In light of the challenging environment, President and CEO William Johnson said that the company continues to cut costs, including the consolidation of RV operations in Indiana and closure of two MH facilities during the quarter.
The Pembroke Pines, Fla.,-based company reported a third-quarter net loss of $1.9 million compared with a net loss of $407,290 a year ago. Sales fell 17% to $9.3 million from $11.2 million.
For the nine months, the net loss was $1.9 million compared with a net loss of $142,721 the previous year. Decorator noted that results included a one time pre-tax charge of $1.4 million related to the closing of certain facilities and the impairment of assets. Sales during the period were $32.4 million, representing a decline of 10% from $36.2 million the year prior.

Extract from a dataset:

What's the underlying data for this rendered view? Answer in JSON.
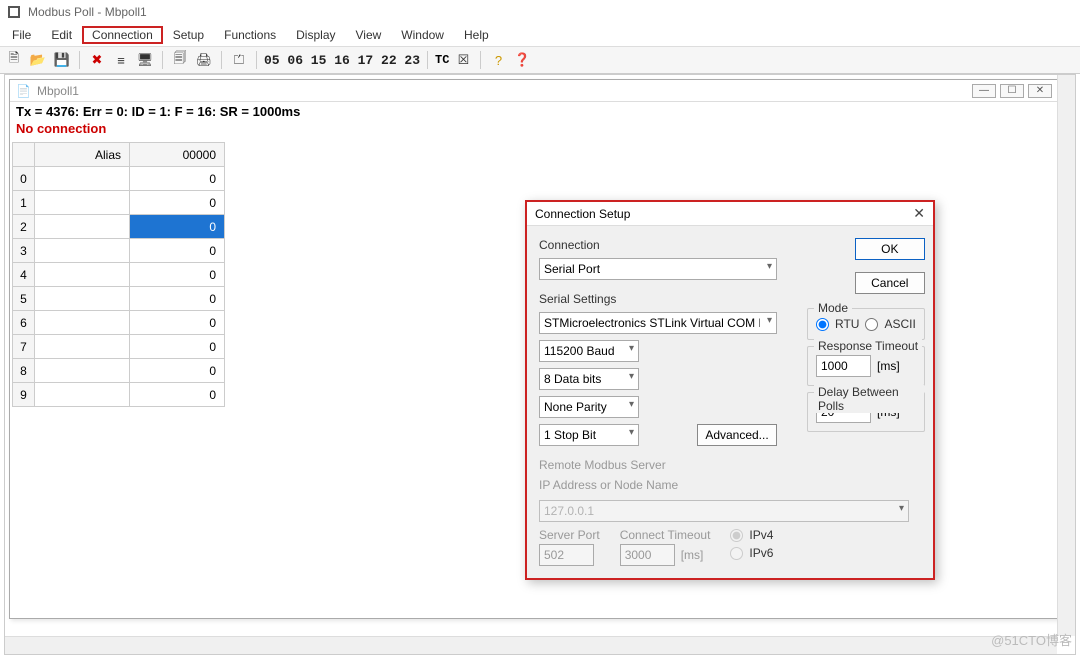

RV sales decreased 61% to $2.3 million in the third quarter compared with $6.1 million a year ago while RV revenue for the nine months decreased 43% to $11.7 million.
“The MH and RV industries saw an immediate impact from this instability in the lack of funding for both the manufacturers as well as retail sales outlets,” Johnson said, adding that sales in the hospitality sector improved.
Looking forward, Johnson said that the firm is “prepared to take whatever actions necessary to strengthen the company’s financial position in an effort to grow the business and return the company to profitability.”